Le quartier d\'affaires de la Défense, près de Paris, le 5 mars 2019.
Le quartier d'affaires de la Défense, près de Paris, le 5 mars 2019. (CHRISTIAN HARTMANN / AFP)

Selon cette ordonnance qui entrera en vigueur en janvier 2020, les pensions supplémentaires des grands dirigeants seront désormais plafonnées à 30% de leur rémunération.

Le gouvernement a présenté en Conseil des ministres son projet d'ordonnance destiné à renforcer l'encadrement des "retraites chapeaux" des dirigeants d'entreprise, mercredi 3 juillet. Cette mesure est prévue dans le cadre de la loi Pacte sur la croissance des entreprises. La "retraite chapeau" est un régime de retraite financé par l’employeur et s’inscrit dans le panorama des retraites supplémentaires d’entreprise, explique l'Urssaf. 

Le texte, qui s'appliquera à partir de janvier 2020, prévoit de plafonner les droits à ces prestations complémentaires, utilisées pour recruter et fidéliser les hauts cadres d'entreprise, "dans une logique de modération", a souligné l'exécutif. Les droits acquis chaque année "seront désormais plafonnés à 3% du salaire annuel" et "conditionnés à la performance de l'entreprise", a détaillé la porte-parole du gouvernement, Sibeth Ndiaye, lors du compte-rendu du Conseil des ministres. De plus, le cumul de ces pourcentages pour la durée de la carrière, tous employeurs confondus, sera plafonné à 30%.

Des montants qui font régulièrement polémique

Actuellement, les droits à la "retraite chapeau" sont conditionnés à la présence du dirigeant dans l’entreprise au moment de la liquidation de sa retraite. A partir de 2020, en application d'une directive européenne, ces prestations supplémentaires seront transférables d'un employeur à l'autre. Les droits "seront désormais individualisés et définitivement acquis aux salariés", souligne l'exécutif.

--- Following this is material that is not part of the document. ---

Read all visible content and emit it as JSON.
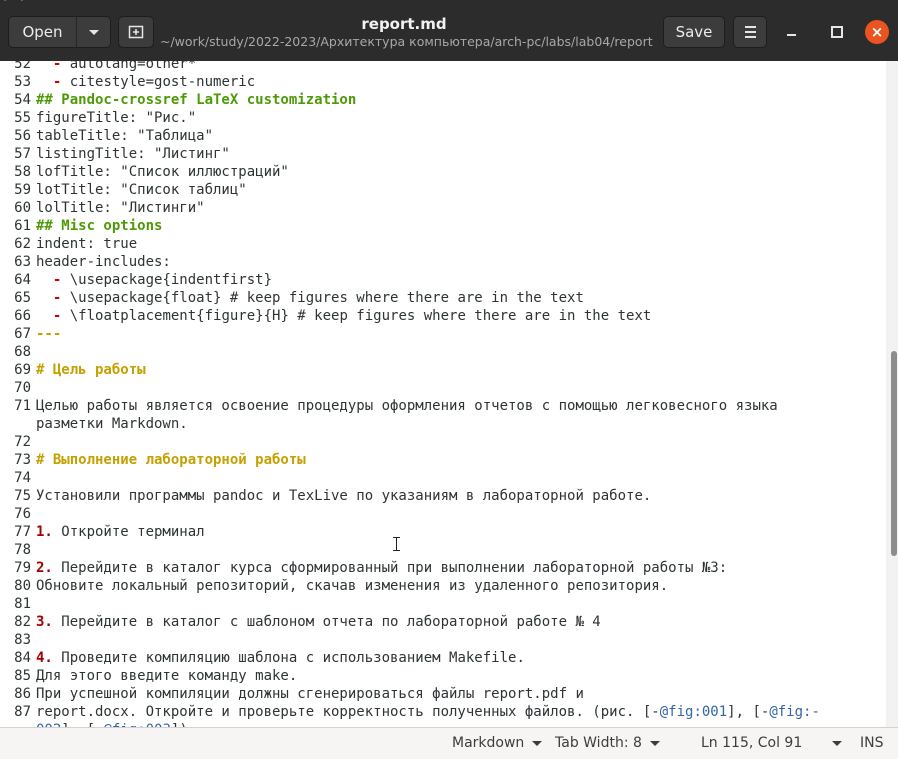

Le montant souvent mirobolant des "retraites chapeaux" fait régulièrement réagir l'opinion publique. Ce projet d'encadrement avait été annoncé début avril par le ministre de l'Economie, Bruno Le Maire, après une nouvelle polémique déclenchée par l'enveloppe annuelle de 1,3 million d'euros touchée par l'ex-patron d'Airbus, Tom Enders. Jusqu'à présent, le code de gouvernance Afep Medef, les deux principales organisations regroupant les grands patrons, prévoyait une limite à 45% du salaire, mais cette recommandation n'avait pas force de loi.